I patted her shoulder in a weak attempt to assuage her. It was an impossible situation, a pointless one. What difference would it make to my seventy-plus-year-old grandfather if he had a grandson or not?

But the Indian in me understood him. You were measured in heaven by the blood of your heirs and
Thatha
didn’t want to fall short. At his age, where life was not ahead of him but behind him, it was more important than ever that the Somayajula family name be carried on.

I loved my grandfather dearly despite his anachronistic ways.
Thatha
was a man from an era long gone. A white burly moustache on his creased face made him look distinguished and his eyes were bright as if he couldn’t wait for the next day. Unlike
Ammamma
,
Thatha
was always ready with a quick joke, some smart repartee, and mischief. He was also one manipulating son of a bitch and I was now old enough to see it, but it didn’t change how I felt about him. I had seen
Thatha
twist and turn people around to suit his needs; I still adored him.

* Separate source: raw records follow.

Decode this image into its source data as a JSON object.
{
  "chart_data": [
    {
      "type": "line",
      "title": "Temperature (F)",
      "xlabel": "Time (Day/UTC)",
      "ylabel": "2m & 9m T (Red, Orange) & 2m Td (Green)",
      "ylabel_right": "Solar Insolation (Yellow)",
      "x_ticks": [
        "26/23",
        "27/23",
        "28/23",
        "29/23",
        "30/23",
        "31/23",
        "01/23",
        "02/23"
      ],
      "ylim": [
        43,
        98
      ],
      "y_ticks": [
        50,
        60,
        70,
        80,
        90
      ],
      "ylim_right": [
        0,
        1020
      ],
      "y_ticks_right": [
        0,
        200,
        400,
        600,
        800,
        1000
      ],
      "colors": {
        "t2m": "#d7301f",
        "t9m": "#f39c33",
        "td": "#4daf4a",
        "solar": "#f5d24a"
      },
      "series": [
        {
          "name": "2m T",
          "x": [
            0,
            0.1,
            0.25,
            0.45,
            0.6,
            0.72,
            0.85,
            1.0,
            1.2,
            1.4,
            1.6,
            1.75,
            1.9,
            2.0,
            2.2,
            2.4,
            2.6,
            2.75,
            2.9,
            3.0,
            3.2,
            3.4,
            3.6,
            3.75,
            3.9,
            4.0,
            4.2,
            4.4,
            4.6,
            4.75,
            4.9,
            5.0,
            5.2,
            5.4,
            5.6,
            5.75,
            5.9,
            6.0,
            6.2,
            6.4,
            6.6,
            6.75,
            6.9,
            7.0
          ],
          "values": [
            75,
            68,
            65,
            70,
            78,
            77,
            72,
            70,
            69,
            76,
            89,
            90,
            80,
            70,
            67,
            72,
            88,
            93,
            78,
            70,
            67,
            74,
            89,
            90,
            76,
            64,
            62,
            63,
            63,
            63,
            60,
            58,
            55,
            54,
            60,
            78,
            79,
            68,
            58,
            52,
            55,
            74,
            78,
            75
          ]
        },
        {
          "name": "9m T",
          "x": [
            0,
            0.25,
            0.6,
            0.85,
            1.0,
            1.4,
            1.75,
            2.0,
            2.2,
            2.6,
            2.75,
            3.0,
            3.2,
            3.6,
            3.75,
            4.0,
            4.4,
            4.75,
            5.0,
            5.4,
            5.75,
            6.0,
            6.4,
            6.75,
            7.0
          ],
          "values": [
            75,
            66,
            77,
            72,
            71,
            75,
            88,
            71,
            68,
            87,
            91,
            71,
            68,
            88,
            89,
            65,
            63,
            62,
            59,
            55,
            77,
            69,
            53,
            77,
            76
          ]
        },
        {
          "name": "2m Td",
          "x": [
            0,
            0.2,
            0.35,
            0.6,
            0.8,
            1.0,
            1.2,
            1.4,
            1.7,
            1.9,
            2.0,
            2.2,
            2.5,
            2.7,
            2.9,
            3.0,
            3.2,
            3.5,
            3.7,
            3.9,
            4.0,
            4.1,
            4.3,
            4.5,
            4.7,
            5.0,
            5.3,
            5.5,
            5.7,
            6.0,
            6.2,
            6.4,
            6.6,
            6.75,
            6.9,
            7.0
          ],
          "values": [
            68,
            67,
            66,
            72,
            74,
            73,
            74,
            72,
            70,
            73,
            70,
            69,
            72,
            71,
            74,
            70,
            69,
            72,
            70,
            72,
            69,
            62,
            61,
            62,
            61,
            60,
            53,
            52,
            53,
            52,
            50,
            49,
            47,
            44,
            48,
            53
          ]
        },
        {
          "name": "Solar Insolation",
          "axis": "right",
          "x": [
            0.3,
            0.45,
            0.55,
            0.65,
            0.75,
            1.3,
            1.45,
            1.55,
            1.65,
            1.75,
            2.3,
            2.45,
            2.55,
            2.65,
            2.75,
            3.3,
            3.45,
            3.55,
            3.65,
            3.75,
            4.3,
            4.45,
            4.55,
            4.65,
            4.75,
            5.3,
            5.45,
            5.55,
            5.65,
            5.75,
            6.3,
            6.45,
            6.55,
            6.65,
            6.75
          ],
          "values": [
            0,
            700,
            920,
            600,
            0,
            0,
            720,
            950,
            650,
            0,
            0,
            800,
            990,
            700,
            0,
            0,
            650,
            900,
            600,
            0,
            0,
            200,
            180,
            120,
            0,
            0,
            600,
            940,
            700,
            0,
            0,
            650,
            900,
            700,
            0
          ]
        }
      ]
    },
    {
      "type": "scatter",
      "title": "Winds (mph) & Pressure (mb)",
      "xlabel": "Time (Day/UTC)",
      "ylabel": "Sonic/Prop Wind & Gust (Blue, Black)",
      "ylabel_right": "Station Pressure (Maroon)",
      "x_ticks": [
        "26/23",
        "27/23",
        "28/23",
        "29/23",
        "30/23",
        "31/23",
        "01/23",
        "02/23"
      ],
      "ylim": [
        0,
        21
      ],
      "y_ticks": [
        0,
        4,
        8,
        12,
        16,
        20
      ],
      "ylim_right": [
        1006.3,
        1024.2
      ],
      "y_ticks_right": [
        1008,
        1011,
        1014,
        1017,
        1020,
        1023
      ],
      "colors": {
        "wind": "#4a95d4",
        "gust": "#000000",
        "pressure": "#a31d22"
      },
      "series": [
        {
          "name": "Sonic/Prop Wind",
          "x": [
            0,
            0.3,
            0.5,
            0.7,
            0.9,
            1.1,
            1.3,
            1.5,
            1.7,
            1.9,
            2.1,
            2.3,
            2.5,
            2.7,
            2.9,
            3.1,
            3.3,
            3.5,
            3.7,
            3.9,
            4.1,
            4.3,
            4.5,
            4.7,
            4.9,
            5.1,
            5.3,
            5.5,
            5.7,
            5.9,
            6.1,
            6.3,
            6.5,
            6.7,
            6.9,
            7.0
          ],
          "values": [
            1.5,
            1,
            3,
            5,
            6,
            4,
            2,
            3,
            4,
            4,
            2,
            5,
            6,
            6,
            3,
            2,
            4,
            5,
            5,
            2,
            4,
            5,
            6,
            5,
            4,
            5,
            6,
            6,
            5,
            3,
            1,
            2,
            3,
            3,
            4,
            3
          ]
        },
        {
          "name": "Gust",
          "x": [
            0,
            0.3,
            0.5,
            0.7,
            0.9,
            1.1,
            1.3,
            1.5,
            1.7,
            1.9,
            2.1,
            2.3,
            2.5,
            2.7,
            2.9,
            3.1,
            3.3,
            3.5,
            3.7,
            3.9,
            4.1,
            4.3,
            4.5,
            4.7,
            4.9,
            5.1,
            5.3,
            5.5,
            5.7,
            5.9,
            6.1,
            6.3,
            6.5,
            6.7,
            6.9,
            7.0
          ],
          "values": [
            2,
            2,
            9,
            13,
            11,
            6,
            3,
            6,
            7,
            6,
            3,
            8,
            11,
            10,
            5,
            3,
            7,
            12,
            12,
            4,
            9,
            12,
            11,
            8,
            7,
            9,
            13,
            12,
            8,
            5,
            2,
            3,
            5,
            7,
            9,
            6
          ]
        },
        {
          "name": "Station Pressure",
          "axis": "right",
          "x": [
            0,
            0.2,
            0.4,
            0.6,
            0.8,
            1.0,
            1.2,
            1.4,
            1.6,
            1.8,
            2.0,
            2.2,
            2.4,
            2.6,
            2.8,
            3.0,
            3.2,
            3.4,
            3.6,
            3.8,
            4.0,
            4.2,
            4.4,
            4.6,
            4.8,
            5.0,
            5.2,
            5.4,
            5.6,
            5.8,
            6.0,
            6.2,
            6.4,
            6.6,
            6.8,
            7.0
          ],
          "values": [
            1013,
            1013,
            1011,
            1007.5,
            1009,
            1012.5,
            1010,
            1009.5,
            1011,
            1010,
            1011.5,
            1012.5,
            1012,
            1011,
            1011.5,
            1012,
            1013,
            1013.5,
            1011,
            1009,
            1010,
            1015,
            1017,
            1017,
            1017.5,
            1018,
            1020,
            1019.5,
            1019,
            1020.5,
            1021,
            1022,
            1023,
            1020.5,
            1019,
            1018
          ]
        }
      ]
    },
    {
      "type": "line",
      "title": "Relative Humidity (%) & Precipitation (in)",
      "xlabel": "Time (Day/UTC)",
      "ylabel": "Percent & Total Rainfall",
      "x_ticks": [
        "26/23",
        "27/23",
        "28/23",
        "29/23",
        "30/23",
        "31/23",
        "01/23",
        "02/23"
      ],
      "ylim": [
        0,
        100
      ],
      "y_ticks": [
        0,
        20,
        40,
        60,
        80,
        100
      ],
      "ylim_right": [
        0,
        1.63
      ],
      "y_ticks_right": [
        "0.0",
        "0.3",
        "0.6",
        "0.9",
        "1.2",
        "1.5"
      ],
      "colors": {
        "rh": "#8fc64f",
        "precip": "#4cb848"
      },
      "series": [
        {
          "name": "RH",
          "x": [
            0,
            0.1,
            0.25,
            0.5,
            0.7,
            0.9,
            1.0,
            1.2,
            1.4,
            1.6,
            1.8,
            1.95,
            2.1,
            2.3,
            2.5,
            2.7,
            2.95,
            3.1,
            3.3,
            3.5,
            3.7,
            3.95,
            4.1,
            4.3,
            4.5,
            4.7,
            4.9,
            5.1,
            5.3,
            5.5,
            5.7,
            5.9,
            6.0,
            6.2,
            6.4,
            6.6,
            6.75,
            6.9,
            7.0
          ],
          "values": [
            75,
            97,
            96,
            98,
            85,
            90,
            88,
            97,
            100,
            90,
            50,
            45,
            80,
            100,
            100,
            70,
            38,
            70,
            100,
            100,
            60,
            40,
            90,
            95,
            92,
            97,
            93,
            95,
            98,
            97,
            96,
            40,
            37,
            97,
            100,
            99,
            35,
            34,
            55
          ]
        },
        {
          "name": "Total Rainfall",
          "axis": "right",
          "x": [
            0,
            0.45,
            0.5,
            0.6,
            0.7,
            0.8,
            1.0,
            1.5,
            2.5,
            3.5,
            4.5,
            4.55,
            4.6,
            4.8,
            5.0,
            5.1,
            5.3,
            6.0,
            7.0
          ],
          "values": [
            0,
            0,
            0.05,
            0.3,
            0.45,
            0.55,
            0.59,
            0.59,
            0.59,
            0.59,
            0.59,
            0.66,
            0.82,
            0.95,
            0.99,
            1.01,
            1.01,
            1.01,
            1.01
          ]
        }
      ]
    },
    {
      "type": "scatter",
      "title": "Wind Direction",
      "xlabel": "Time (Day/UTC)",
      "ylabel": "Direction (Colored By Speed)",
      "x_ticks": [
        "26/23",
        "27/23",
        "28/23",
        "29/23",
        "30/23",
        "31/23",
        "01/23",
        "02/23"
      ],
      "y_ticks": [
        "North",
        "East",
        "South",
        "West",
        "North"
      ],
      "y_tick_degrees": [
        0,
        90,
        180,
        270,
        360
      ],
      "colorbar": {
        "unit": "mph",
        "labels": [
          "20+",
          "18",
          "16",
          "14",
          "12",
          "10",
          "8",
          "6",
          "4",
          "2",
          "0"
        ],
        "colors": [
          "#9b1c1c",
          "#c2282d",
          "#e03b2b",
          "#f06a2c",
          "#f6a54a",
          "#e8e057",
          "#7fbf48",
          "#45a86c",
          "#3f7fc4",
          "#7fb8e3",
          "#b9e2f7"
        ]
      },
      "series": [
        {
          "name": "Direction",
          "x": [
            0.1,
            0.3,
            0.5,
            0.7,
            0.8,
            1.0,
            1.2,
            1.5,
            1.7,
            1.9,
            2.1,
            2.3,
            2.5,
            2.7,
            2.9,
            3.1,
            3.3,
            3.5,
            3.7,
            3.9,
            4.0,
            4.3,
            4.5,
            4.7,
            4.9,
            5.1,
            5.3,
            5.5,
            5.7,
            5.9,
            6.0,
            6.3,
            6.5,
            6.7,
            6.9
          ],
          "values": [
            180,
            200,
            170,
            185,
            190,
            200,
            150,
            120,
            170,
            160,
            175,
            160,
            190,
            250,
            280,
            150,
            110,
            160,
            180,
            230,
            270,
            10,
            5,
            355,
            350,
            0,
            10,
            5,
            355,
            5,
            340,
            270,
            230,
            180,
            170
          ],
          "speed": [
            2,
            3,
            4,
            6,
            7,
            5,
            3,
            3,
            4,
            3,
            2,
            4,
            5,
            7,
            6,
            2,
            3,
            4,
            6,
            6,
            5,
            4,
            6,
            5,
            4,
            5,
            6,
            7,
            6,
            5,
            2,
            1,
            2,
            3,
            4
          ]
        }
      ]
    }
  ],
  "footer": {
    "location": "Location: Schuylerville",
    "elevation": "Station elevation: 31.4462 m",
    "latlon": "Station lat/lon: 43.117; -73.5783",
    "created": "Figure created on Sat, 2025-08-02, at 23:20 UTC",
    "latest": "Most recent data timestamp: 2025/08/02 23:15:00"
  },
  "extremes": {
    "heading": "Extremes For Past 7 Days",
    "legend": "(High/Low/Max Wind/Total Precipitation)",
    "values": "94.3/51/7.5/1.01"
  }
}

My father disliked my grandfather and disliked him immensely.
Nanna
always had a tough time fitting into my mother’s family, but he tried and I commended him for that. My father didn’t have a large family and his parents were always traveling— my paternal grandfather worked in the Indian Foreign Services— and
Nanna’s
only sister, a doctor, was single and lived in Australia; we hardly ever saw her.

Thatha
didn’t like my father either. He would always say, but never to
Nanna’s
face, “Radha liked him and we said yes, but children make mistakes sometimes.”

And maybe it was a mistake. My mother and father were unsuited in so many ways, yet they had managed to stay married for over twenty-eight years. In some sense of the word, they were probably even “happy.” But happiness is such a relative term that it sometimes loses definition.

When my father turned twenty-five his family pressured him to get married and four years later he relented. His first arranged proposal was with my mother and he agreed to the match immediately. I think it was because he didn’t want to go through any more bride-seeing ceremonies. My father had probably not anticipated the problems that came of living close to his wife’s family. Many a fight ended with Ma bringing Nate and me to my grandparents’ house. Then
Nanna
would come to get us and there would be a drama of theatrical proportions. All through that drama,
Thatha
would play the villain, at least in
Nanna’s
eyes.

During the elaborate fights, Nate and I would pretend that we were on just another trip to
Ammamma’s
house. We wouldn’t talk about how we felt, but it was there, a lurking fear that Ma would not take us back home and we would never see
Nanna
again.

My parents fought; they always had. But there would be special fights when the argument would escalate to the point where Ma would yell and scream and drag us out of the house. She would be either carrying Nate or dragging him along on one side and on the other she would have my hand in hers in a firm grasp. There would be no running back to Evil
Nanna
.

The gate crackled open and I lifted my eyes.
Thatha
was home from the construction site where he was building a new house that he could rent out. When he had told me that they were building yet another house, I had joked he was becoming a regular slum-lord. But for
Thatha
, building houses on the land he had purchased years ago was an investment, a future for his heirs, the ones yet to be born.